On Hanukkah, we eat food fried in oil to remember the miracle of a small amount of oil lasting for eight nights when the Jewish people were rededicating the Temple. What better way to celebrate than with an oil-rich olive potato focaccia decorated with a totally edible asparagus menorah?
For the focaccia: Peel and dice the potato into 1-inch pieces. Place in a medium stockpot and cover with water. Bring to a boil, then lower the heat and simmer until the potato pieces can be easily pierced with a knife, about 10 minutes.
Drain the potatoes, reserving 1 cup of the water. Let the water cool until it is warm to the touch (about 100 degrees F), about 10 minutes.

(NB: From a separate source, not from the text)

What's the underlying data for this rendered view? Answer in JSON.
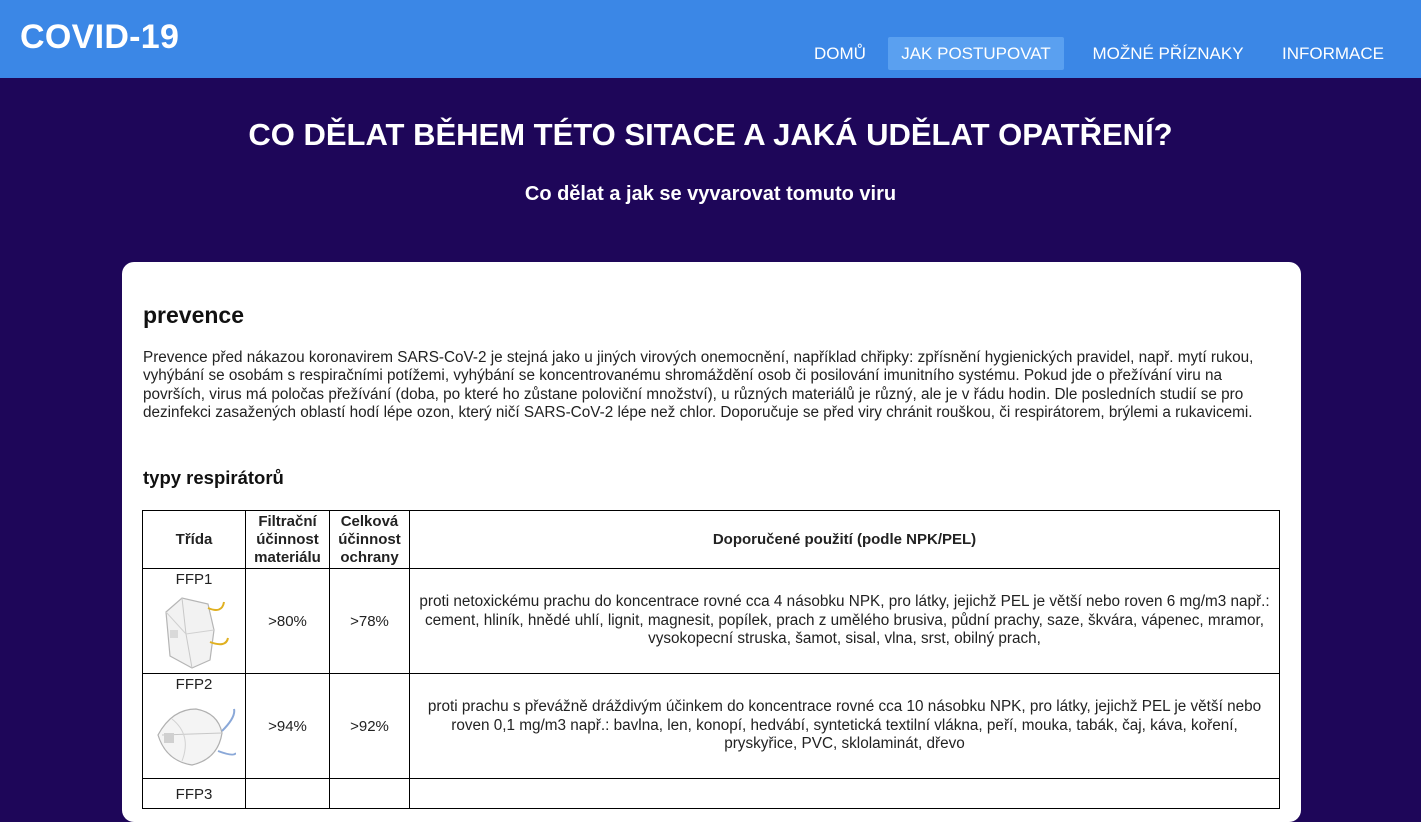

Mash the potatoes and measure 1 packed cup. You will probably have extra potatoes; I suggest adding some salt, butter and a dash of cream and eating them!
In a large heatproof mixing bowl, add the flour, reserved water, yeast and potatoes and mix with a wooden spoon to combine. Add 3 tablespoons of the oil and the salt and mix to combine.
Knead the dough on a clean surface while adding more flour (up to 1 1/2 cups) until your dough is soft and slightly tacky, 5 to 7 minutes. Add in the olives towards the end of kneading.
Drizzle a layer of oil in a large bowl and coat the dough in the oil on both sides. Cover and let rise in a warm place until doubled in size, 1 to 2 hours.
When the dough has doubled in size, add the remaining 3 tablespoons oil to a 12-inch round cast-iron skillet or a similar-sized heavy-bottomed pan to coat the pan. Spread the dough into the skillet so it covers the bottom. If it's bouncing back a lot, let the dough rest a few minutes and try again.
Cover and let rise in a warm place, about 1 hour. Alternatively, you can let it rise in the refrigerator for up to 24 hours. If you refrigerate it, it won't rise as much. Bring it to room temperature before the next step.
Place a rack in the middle of the oven and preheat the oven to 425 degrees F.
Use your fingers to make dimples in the dough and drizzle with more oil.
For the menorah: Remove the outer darkest layer of the onion and cut into 3 thin pieces that are 1 1/2 inches long to make up the menorah stand. Dice the rest of the onion layer into 1-centimeter pieces to make a decorative border around the edge of the dough.
Cut off one side of the red pepper, avoiding the seeds. Trim a 2-inch curved piece to be the very bottom of the menorah stand. Then trim 3 thin flatter pieces that are 1 1/2 inches long to make up the menorah stand. Dice the remaining piece of red pepper into nine 1/2-centimeter pieces to make the candle wicks that will be placed between the asparagus candles and the tomato flames.
Trim each piece of asparagus to fit the middle of the skillet, making sure 1 piece for the shamash (lighter candle) is slightly longer and the other 8 pieces are of equal length. Place the longer shamash piece on top of the dough in the center, then arrange the other 8 asparagus pieces in a row, spacing them out evenly on each side of the shamash. The shamash should be a little taller and the other asparagus pieces should be the same height.
Add the 9 diced red pepper pieces on top of the asparagus pieces to make the candle wicks. For the flames, slice the grape tomatoes in half lengthwise, remove all the seeds and place one of them cut-side down above each red pepper piece to make a flame (you'll have 1 grape tomato half left over).
For the base of the menorah, place a single row of olives below the asparagus, then alternate between the thin slices of red pepper and onion in the center to make the menorah stand. Place the 2-inch curved red pepper piece at the bottom of the stand, curving downward. Finally, make a decorative border by alternating between the remaining olives and diced onion around the edge of the dough.
Brush everything with oil and bake until very golden brown, about 30 minutes. When done, brush with even more oil and sprinkle with salt. Eat! Store leftovers tightly wrapped in the refrigerator for up to 5 days and heat before serving.